On Thu, Jan 25, 2018 at 19:51:23 +0530, Prerna Saxena wrote:
> In case of non-p2p migration, in case libvirt client gets disconnected from source libvirt
> after PERFORM phase is over, the daemon just resets the current migration job.
> However, the VM could be left paused on both source and destination in such case. In case
> the client reconnects and queries migration status, the job has been blanked out from source libvirt,
> and this reconnected client has no clear way of figuring out if an unclean migration had previously
> been aborted.
The virDomainGetState API should return VIR_DOMAIN_PAUSED with
VIR_DOMAIN_PAUSED_MIGRATION reason. Is this not enough?

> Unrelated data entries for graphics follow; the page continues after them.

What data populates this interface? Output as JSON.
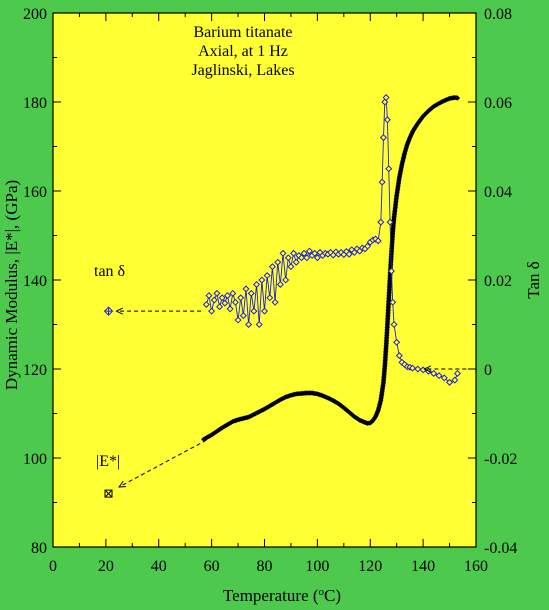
{
  "colors": {
    "background": "#4dc94d",
    "plot_area": "#ffff33",
    "modulus_series": "#000000",
    "tan_series": "#1f1fd6"
  },
  "chart_data": {
    "type": "scatter",
    "title_lines": [
      "Barium titanate",
      "Axial, at 1 Hz",
      "Jaglinski, Lakes"
    ],
    "xlabel": "Temperature (",
    "xlabel_sup": "o",
    "xlabel_tail": "C)",
    "ylabel_left": "Dynamic Modulus, |E*|, (GPa)",
    "ylabel_right": "Tan δ",
    "xlim": [
      0,
      160
    ],
    "ylim_left": [
      80,
      200
    ],
    "ylim_right": [
      -0.04,
      0.08
    ],
    "x_ticks": [
      "0",
      "20",
      "40",
      "60",
      "80",
      "100",
      "120",
      "140",
      "160"
    ],
    "y_left_ticks": [
      "80",
      "100",
      "120",
      "140",
      "160",
      "180",
      "200"
    ],
    "y_right_ticks": [
      "-0.04",
      "-0.02",
      "0",
      "0.02",
      "0.04",
      "0.06",
      "0.08"
    ],
    "grid": false,
    "legend": [
      {
        "label": "tan δ",
        "marker": "open diamond with cross",
        "x": 21,
        "y_left": 133
      },
      {
        "label": "|E*|",
        "marker": "open square with cross",
        "x": 21,
        "y_left": 92
      }
    ],
    "series": [
      {
        "name": "|E*|",
        "axis": "left",
        "marker": "filled diamond",
        "x": [
          57,
          60,
          62,
          64,
          66,
          68,
          70,
          72,
          74,
          76,
          78,
          80,
          82,
          84,
          86,
          88,
          90,
          92,
          94,
          96,
          98,
          100,
          102,
          104,
          106,
          108,
          110,
          112,
          114,
          116,
          118,
          119,
          120,
          121,
          122,
          123,
          124,
          125,
          125.5,
          126,
          126.5,
          127,
          127.5,
          128,
          128.5,
          129,
          130,
          131,
          132,
          133,
          134,
          135,
          136,
          137,
          138,
          139,
          140,
          142,
          144,
          146,
          148,
          150,
          152,
          153
        ],
        "y": [
          104.2,
          105.2,
          106.0,
          106.8,
          107.5,
          108.2,
          108.6,
          108.9,
          109.2,
          109.8,
          110.4,
          111.0,
          111.7,
          112.4,
          113.1,
          113.7,
          114.1,
          114.4,
          114.5,
          114.6,
          114.6,
          114.4,
          114.0,
          113.5,
          112.9,
          112.2,
          111.3,
          110.3,
          109.3,
          108.5,
          108.0,
          107.8,
          107.9,
          108.4,
          109.3,
          110.7,
          113.0,
          117.0,
          120.5,
          125.0,
          130.0,
          135.5,
          141.0,
          146.0,
          150.5,
          154.0,
          159.0,
          163.0,
          166.0,
          168.5,
          170.5,
          172.0,
          173.3,
          174.3,
          175.2,
          176.0,
          176.8,
          178.0,
          179.0,
          179.7,
          180.3,
          180.8,
          181.0,
          180.9
        ]
      },
      {
        "name": "tan δ",
        "axis": "right",
        "marker": "open diamond",
        "x": [
          58,
          59,
          60,
          61,
          62,
          63,
          64,
          65,
          66,
          67,
          68,
          69,
          70,
          71,
          72,
          73,
          74,
          75,
          76,
          77,
          78,
          79,
          80,
          81,
          82,
          83,
          84,
          85,
          86,
          87,
          88,
          89,
          90,
          91,
          92,
          93,
          94,
          95,
          96,
          97,
          98,
          99,
          100,
          101,
          102,
          103,
          104,
          105,
          106,
          107,
          108,
          109,
          110,
          111,
          112,
          113,
          114,
          115,
          116,
          117,
          118,
          119,
          120,
          121,
          122,
          123,
          124,
          124.5,
          125,
          125.5,
          126,
          126.5,
          127,
          127.5,
          128,
          128.5,
          129,
          130,
          131,
          132,
          133,
          134,
          135,
          136,
          138,
          140,
          142,
          144,
          146,
          148,
          150,
          152,
          153
        ],
        "y": [
          0.0145,
          0.0165,
          0.013,
          0.0155,
          0.017,
          0.014,
          0.016,
          0.0148,
          0.0165,
          0.0135,
          0.017,
          0.015,
          0.011,
          0.016,
          0.012,
          0.018,
          0.01,
          0.017,
          0.013,
          0.019,
          0.01,
          0.02,
          0.013,
          0.021,
          0.016,
          0.023,
          0.015,
          0.024,
          0.019,
          0.026,
          0.02,
          0.025,
          0.023,
          0.026,
          0.024,
          0.0255,
          0.025,
          0.026,
          0.025,
          0.0265,
          0.0255,
          0.026,
          0.025,
          0.0262,
          0.0255,
          0.026,
          0.0258,
          0.0262,
          0.0256,
          0.0263,
          0.0258,
          0.0262,
          0.0257,
          0.0264,
          0.0258,
          0.0268,
          0.0262,
          0.027,
          0.0265,
          0.0272,
          0.027,
          0.0276,
          0.0285,
          0.029,
          0.0292,
          0.0288,
          0.033,
          0.042,
          0.052,
          0.06,
          0.061,
          0.056,
          0.045,
          0.033,
          0.022,
          0.015,
          0.01,
          0.006,
          0.003,
          0.0015,
          0.001,
          0.0005,
          0.0004,
          0.0002,
          0.0,
          -0.0002,
          -0.0005,
          -0.001,
          -0.0015,
          -0.002,
          -0.003,
          -0.0025,
          -0.001
        ]
      }
    ]
  }
}
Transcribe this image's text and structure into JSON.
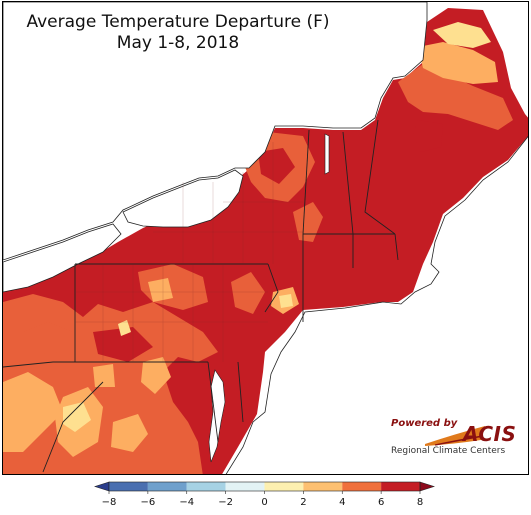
{
  "title": {
    "line1": "Average Temperature Departure (F)",
    "line2": "May 1-8, 2018"
  },
  "logo": {
    "powered_by": "Powered by",
    "name": "ACIS",
    "subtitle": "Regional Climate Centers"
  },
  "legend": {
    "ticks": [
      "−8",
      "−6",
      "−4",
      "−2",
      "0",
      "2",
      "4",
      "6",
      "8"
    ],
    "bins": [
      {
        "range": [
          -8,
          -6
        ],
        "color": "#4a6fb0"
      },
      {
        "range": [
          -6,
          -4
        ],
        "color": "#6fa0cc"
      },
      {
        "range": [
          -4,
          -2
        ],
        "color": "#a6d2e4"
      },
      {
        "range": [
          -2,
          0
        ],
        "color": "#e3f3f5"
      },
      {
        "range": [
          0,
          2
        ],
        "color": "#fdf0b0"
      },
      {
        "range": [
          2,
          4
        ],
        "color": "#fdc071"
      },
      {
        "range": [
          4,
          6
        ],
        "color": "#f0703c"
      },
      {
        "range": [
          6,
          8
        ],
        "color": "#c41d24"
      }
    ],
    "extend_low_color": "#2c3e8c",
    "extend_high_color": "#8c0a1c"
  },
  "colors": {
    "dark_red": "#c41d24",
    "red_orange": "#e8603a",
    "orange": "#fdae61",
    "light_yellow": "#fee090",
    "water": "#ffffff"
  }
}
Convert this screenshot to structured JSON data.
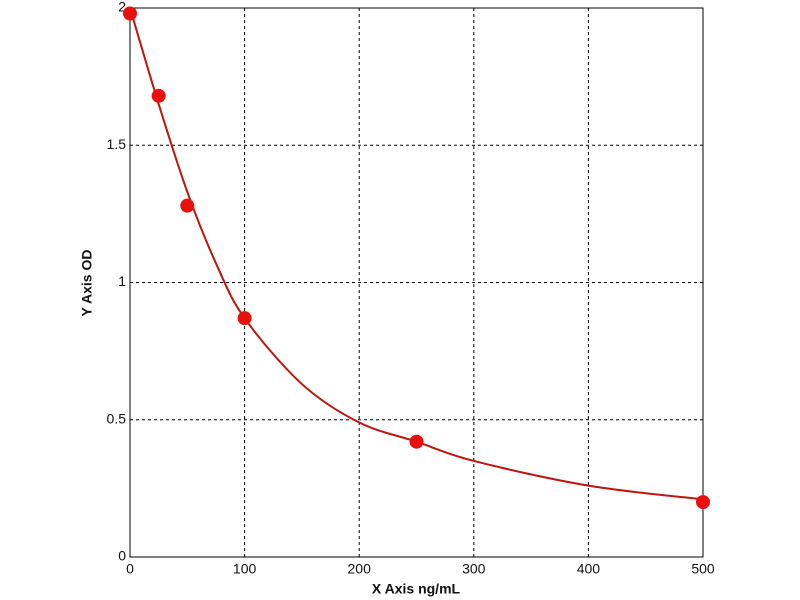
{
  "chart_data": {
    "type": "scatter",
    "x_label": "X Axis ng/mL",
    "y_label": "Y Axis OD",
    "series": [
      {
        "type": "scatter",
        "color": "#e8100c",
        "x": [
          0,
          25,
          50,
          100,
          250,
          500
        ],
        "values": [
          1.98,
          1.68,
          1.28,
          0.87,
          0.42,
          0.2
        ]
      },
      {
        "type": "line",
        "color": "#c0140e",
        "x": [
          0,
          25,
          50,
          75,
          100,
          150,
          200,
          250,
          300,
          400,
          500
        ],
        "values": [
          2.0,
          1.65,
          1.33,
          1.07,
          0.87,
          0.63,
          0.49,
          0.42,
          0.35,
          0.26,
          0.21
        ]
      }
    ],
    "xlim": [
      0,
      500
    ],
    "xticks": [
      0,
      100,
      200,
      300,
      400,
      500
    ],
    "ylim": [
      0,
      2
    ],
    "yticks": [
      0,
      0.5,
      1,
      1.5,
      2
    ],
    "grid": true
  }
}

> This patch calls out a "potentially" incomplete migration as a failed
> job, so that a client may
As you say it's potentially incomplete, so marking it as failed is not
completely correct. It's a split brain when the source cannot
distinguish whether the migration was successful or not.
> diff --git a/src/qemu/qemu_domain.c b/src/qemu/qemu_domain.c
> index e8e0313..7c60d17 100644
> --- a/src/qemu/qemu_domain.c
> +++ b/src/qemu/qemu_domain.c
> @@ -4564,6 +4564,22 @@ qemuDomainObjDiscardAsyncJob(virQEMUDriverPtr driver, virDomainObjPtr obj) This will just leak the memory allocated for priv->job.completed by
> qemuDomainObjSaveJob(driver, obj);
> }
>
> +
> +void
> +qemuDomainObjFailAsyncJob(virQEMUDriverPtr driver, virDomainObjPtr obj)
> +{
> + qemuDomainObjPrivatePtr priv = obj->privateData;
> + VIR_FREE(priv->job.completed);
> + if (VIR_ALLOC(priv->job.completed) == 0) {
> + priv->job.current->type = VIR_DOMAIN_JOB_FAILED;
> + priv->job.completed = priv->job.current;
overwriting the pointer to the one from priv->job.current, ...
> + } else {
> + VIR_WARN("Unable to allocate job.completed for VM %s", obj->def->name);
> + }
> + qemuDomainObjResetAsyncJob(priv); which will point to a freed memory after this call.
> + qemuDomainObjEndJob(driver, obj);
And while this is almost certainly (I didn't really check though) not
something you should call from a close callback, you don't save the
changes to the status XML so once libvirtd restarts, it will think the
domain is still being migrated.